A: Well, they need to do a lot more. The whole world wishes they would invest their resources in part in a stronger agricultural program. This is a country that doesn’t have a lot of arable land. It’s very mountainous and rocky, and they are, as you correctly point out, operating at a very small percentage of their capacity, energywise. This is a country that needs to focus a lot on agriculture.

Q:President Bush told you he’s not going to use food for political ends. Is the fact that you’re the only U.N. agency very active in North Korea helping to defuse tensions?

A: Well, I hope so. We work very hard at telling the story of the generosity of our donors in North Korea. So the people of North Korea know that the people of Australia and Canada and the [European Union], Germany, South Korea, the U.S. care deeply about them.

We’ve had our first-ever contribution from Russia — $10 million to help our work in North Korea. So I think it’s very important to have a very strong international presence [there].

Q: China, the major power in the region, seems to opt for bilateral channels rather than use the multilateral system that the United Nations can provide. Is Beijing likely to use the U.N. more in the future?

A: Well, China is increasing its support of the WFP. I had a good visit from the leaders of the Chinese late last fall, and will visit there again before year-end. And I’m hopeful they will see the value in working multilaterally.

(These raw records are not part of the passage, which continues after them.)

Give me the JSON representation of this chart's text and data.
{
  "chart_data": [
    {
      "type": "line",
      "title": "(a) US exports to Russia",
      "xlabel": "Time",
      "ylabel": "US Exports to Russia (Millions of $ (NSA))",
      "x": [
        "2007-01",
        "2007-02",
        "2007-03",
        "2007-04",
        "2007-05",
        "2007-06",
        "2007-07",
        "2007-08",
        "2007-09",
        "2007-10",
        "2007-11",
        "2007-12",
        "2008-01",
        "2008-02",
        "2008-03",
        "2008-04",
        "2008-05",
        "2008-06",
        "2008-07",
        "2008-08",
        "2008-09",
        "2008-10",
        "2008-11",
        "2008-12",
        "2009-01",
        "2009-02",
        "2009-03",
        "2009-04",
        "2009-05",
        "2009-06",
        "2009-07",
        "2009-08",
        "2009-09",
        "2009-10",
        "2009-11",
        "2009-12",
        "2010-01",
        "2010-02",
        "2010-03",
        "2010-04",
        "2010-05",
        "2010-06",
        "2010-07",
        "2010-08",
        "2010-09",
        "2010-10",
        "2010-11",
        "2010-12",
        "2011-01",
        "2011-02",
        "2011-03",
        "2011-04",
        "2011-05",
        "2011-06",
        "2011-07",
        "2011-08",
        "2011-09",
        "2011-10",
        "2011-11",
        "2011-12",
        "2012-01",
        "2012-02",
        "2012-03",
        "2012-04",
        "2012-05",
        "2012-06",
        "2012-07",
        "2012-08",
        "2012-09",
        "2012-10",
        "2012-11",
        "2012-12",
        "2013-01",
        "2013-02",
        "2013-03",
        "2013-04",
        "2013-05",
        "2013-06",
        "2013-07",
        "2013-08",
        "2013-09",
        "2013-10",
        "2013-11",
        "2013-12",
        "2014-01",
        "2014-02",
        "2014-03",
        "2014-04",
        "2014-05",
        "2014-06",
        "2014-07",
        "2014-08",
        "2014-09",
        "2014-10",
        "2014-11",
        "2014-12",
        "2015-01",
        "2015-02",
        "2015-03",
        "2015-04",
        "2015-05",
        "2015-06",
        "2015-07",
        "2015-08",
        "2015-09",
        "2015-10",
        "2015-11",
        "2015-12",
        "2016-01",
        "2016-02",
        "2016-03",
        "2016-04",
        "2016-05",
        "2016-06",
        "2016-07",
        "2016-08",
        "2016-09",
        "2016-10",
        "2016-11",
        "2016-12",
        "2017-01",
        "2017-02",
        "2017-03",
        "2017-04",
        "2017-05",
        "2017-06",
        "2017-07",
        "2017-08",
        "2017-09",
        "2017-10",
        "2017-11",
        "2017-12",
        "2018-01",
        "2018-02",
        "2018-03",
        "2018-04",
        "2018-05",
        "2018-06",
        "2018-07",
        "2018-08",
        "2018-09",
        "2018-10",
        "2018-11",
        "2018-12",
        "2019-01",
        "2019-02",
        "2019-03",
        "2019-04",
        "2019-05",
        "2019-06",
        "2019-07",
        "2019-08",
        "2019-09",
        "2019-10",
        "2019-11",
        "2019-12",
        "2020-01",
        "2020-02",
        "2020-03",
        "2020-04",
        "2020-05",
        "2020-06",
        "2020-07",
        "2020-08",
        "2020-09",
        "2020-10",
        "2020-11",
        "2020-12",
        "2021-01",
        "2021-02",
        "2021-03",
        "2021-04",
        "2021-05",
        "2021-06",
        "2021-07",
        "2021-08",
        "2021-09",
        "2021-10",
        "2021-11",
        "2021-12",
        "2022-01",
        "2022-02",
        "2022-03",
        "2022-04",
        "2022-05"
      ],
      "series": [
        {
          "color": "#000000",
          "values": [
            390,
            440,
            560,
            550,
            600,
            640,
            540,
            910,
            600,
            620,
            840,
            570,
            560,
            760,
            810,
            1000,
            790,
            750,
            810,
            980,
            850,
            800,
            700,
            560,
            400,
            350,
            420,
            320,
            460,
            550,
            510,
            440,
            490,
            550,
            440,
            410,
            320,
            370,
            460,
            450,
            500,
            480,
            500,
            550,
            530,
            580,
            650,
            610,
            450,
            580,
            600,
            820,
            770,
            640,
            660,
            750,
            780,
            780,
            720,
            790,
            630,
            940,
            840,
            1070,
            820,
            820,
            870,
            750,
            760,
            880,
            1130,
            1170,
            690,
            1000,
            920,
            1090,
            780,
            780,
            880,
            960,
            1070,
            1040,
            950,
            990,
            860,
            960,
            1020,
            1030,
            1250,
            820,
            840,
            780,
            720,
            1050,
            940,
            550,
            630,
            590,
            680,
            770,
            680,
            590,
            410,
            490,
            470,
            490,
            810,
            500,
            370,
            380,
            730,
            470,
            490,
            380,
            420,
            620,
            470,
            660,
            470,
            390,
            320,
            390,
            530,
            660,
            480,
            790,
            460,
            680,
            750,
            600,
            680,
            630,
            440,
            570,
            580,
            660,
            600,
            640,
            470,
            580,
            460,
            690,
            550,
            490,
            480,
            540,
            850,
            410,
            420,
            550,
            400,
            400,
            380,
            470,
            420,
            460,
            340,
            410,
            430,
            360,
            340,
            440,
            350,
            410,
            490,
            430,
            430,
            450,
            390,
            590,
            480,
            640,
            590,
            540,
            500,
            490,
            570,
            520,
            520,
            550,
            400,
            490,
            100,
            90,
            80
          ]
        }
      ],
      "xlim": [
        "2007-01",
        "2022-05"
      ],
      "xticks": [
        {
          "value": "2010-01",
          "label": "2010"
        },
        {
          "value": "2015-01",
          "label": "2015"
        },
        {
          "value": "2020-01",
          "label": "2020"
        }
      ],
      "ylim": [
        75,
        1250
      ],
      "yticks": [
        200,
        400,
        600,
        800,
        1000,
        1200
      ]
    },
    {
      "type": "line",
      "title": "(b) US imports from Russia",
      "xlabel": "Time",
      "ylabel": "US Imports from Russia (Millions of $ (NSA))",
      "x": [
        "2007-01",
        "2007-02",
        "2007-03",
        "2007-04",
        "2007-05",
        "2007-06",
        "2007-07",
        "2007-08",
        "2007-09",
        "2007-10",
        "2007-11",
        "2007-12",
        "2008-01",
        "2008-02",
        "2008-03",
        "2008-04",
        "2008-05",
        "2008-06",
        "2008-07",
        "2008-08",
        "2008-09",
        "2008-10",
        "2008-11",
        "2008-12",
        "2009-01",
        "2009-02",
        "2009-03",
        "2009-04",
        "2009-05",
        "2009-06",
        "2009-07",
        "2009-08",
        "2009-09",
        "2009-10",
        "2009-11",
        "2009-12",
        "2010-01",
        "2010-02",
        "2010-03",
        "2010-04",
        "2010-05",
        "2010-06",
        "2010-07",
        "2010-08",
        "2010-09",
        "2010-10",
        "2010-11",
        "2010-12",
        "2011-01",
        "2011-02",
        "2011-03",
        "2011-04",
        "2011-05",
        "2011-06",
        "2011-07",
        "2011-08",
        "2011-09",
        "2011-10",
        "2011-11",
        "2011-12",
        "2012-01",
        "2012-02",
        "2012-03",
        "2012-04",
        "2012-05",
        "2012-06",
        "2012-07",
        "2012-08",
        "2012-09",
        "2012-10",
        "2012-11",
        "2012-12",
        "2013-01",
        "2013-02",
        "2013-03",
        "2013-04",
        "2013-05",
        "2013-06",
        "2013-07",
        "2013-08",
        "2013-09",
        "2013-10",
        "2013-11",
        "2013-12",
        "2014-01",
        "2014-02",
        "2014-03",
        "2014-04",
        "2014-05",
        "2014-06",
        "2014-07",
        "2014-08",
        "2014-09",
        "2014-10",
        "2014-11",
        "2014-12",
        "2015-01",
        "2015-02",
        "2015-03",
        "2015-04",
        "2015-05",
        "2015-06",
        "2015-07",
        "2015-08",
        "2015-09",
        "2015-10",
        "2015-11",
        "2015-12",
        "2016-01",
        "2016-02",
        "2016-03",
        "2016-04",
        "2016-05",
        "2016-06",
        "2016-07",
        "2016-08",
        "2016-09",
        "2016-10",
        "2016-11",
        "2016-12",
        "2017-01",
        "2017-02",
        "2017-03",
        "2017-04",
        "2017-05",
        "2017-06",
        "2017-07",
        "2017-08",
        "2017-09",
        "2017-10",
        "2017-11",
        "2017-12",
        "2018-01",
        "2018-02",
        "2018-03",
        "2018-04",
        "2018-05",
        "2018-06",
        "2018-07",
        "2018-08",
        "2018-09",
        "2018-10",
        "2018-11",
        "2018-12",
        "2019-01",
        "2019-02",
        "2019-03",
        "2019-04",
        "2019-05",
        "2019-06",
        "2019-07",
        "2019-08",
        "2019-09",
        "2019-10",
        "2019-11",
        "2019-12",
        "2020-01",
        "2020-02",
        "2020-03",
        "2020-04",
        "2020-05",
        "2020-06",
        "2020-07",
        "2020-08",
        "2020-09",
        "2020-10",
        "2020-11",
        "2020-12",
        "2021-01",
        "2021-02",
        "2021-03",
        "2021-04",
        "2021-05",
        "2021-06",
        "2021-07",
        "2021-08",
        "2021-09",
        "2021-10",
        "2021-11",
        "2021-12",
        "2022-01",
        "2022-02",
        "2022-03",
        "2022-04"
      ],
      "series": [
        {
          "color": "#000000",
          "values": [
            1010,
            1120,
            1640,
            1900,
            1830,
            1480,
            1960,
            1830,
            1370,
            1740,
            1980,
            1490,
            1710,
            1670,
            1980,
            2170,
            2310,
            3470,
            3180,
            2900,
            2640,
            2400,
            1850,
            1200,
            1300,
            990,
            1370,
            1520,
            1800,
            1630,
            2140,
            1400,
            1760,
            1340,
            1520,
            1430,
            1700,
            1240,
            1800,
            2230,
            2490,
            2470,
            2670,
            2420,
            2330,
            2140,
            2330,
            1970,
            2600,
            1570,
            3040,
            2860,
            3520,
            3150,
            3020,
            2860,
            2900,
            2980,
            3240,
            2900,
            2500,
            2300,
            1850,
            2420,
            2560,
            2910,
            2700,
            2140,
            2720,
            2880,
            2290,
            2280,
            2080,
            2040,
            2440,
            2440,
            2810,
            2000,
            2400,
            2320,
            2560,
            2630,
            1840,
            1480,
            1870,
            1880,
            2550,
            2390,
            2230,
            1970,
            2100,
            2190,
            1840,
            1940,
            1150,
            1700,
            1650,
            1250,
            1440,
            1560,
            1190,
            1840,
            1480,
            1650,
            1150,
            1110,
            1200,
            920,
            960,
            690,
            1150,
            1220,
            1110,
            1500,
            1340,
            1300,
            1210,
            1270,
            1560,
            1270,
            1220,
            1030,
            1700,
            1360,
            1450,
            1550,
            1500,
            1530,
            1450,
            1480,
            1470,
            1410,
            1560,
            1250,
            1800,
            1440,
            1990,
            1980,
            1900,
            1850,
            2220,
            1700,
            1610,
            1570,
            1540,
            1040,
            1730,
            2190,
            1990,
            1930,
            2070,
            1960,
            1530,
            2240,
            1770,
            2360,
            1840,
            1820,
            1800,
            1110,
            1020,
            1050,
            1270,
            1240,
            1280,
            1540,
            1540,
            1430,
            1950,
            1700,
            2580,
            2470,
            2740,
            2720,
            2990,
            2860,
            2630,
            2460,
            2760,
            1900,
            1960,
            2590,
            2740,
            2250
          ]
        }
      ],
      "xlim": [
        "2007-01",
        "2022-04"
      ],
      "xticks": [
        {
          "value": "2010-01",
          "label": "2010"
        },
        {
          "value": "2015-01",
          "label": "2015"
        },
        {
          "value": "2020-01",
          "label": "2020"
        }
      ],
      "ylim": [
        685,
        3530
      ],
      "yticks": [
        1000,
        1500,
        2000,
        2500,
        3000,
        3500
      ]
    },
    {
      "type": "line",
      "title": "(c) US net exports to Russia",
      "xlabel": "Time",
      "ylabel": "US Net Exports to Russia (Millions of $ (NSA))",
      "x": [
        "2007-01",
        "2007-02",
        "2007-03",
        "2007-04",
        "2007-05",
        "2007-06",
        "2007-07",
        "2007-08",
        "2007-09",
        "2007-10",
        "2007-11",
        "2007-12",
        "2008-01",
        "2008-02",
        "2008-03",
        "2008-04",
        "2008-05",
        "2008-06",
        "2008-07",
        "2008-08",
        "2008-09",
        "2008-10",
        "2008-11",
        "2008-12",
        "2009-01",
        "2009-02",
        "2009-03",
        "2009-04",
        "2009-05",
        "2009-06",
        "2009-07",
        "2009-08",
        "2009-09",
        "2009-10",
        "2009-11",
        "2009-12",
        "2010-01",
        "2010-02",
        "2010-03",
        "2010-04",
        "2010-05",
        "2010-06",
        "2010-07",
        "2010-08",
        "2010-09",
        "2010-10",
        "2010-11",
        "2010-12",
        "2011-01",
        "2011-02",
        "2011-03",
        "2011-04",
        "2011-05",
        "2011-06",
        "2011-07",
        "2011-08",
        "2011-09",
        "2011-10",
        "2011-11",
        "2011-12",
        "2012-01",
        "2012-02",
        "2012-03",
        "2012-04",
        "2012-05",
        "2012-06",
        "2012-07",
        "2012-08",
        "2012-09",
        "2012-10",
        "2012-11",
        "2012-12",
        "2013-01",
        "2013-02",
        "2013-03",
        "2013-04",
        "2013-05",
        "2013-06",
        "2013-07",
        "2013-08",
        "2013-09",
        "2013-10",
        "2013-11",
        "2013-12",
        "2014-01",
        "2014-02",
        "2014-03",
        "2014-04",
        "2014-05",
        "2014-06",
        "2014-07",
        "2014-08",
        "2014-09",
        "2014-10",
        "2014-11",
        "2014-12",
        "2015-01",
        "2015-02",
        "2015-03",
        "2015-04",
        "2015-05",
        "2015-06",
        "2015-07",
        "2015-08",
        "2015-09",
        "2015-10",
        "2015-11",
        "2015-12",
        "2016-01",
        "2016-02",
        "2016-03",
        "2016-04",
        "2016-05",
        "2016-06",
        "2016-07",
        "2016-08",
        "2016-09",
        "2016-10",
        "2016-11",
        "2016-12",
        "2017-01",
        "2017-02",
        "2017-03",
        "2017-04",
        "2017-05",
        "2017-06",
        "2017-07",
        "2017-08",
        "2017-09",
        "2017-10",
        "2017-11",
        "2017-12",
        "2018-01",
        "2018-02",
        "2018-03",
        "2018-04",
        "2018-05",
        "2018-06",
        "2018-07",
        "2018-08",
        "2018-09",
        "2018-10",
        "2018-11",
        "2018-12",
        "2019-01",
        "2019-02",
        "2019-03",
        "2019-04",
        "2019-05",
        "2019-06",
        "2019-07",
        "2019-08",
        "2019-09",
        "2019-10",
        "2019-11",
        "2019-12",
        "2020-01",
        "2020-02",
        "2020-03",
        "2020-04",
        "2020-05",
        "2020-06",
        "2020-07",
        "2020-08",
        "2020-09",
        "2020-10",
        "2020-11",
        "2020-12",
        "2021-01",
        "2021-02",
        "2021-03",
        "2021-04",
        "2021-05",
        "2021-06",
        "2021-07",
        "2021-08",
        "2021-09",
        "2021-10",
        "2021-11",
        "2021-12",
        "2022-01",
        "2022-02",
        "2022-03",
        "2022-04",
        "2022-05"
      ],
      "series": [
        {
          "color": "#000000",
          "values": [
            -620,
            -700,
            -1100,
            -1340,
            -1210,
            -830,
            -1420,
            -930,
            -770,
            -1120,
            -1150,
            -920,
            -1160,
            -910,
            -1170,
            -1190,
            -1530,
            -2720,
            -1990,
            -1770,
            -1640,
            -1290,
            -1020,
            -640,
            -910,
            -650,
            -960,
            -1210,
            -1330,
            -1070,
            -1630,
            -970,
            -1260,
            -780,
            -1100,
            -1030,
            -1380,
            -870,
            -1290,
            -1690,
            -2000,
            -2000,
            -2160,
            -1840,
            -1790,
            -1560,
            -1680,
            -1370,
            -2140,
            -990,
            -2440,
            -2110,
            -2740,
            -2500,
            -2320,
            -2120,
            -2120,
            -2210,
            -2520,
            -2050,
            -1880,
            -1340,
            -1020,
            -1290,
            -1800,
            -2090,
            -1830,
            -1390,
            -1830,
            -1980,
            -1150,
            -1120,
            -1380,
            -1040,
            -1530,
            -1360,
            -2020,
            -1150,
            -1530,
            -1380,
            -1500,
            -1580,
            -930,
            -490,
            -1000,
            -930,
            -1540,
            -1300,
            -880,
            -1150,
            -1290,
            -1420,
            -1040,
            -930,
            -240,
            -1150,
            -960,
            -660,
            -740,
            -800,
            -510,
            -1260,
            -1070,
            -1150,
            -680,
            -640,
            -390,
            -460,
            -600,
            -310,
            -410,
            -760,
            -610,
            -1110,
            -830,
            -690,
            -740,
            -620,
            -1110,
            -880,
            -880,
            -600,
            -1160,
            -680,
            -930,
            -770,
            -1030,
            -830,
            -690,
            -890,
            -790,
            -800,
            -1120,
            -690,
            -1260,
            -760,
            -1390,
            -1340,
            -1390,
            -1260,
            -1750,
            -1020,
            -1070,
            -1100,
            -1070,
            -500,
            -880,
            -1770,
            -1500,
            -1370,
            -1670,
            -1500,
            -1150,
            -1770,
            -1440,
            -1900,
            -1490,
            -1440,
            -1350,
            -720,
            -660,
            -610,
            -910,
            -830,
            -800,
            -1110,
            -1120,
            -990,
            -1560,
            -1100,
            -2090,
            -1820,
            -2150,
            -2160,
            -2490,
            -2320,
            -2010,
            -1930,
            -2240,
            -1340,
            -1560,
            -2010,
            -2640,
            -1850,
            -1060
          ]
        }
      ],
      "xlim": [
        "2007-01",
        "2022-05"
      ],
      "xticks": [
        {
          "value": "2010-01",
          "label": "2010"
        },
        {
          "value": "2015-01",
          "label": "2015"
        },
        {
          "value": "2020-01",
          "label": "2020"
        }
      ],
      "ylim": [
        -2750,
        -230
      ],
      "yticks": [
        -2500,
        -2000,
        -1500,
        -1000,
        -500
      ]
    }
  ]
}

When you deliver food help through the World Food Program, you can be assured 90 percent of it will be targeted to the hungriest, poorest people in the country. When you deliver bilateral aid, you leave it up to the government to determine where it will be distributed.

And an organization like the WFP has many partners and a huge amount of experience in working with the poorest. We know how to do our work, and we do not have a political agenda. Our agenda is to see that the poorest, the hungriest — especially women and children — don’t starve.

Q: You mention that the WFP doesn’t have a political agenda. But are some of your staff at risk in crisis areas like Afghanistan or Iraq? Has the WFP lost resources — people or supplies — because of the difficult environments you work in?

A: We’ve lost 58 people over the last 14 years, working in dangerous places around the world. … It’s not an easy way to spend your life. From time to time, there are thefts and looting, but it’s a very small percentage. We generally are very well protected.

And nearly everything that somebody gives us gets to somebody who needs it.

Q: You said earlier that security is still a major concern for supplies going into Iraq from regional sourcing areas. Are the United States and coalition forces providing adequate protection for your convoys?

A: Well, I think the U.S. and the occupying authority is very concerned about the security issue for people, for our transport, and for our warehouses, our silos, our mills — and the quality of our security is improving all the time. But it’s still a tough issue, a tough place to do business. There’s so much change in that country. And the traditional institutions do not function anymore as they once did. So these are very difficult [times]. Security is a huge problem.

Q: How much does security add to the cost of operations in places like Iraq or Afghanistan?

A: Well, it’s a substantial expense. We hire people to guard our warehouses, to guard our convoys, and on occasion we’ve had looting and lost things. That is an expense. It’s a significant issue.

Q: There’s been a dispute between Brussels and Washington over genetically modified organisms and seeds and a European moratorium on GM foods. Are the Europeans giving the WFP adequate supplies of non-GM foods for needy countries?

A: Well, the European are very generous. The European community has given us twice as much food this year as last year’s support. The Americans were clearly the most generous. In 2001, the U.S. provided 60 percent of our support. Last year, 50 percent of our support.

For us to feed the hundreds of millions of people, especially children, who need help in going to school, who need help in the early years of their lives, everybody’s going to need to do more. We’re working very hard to encourage European countries.

Last year, the [United Kingdom] was very generous. The [European Union] substantially increased their help. So we’re making progress.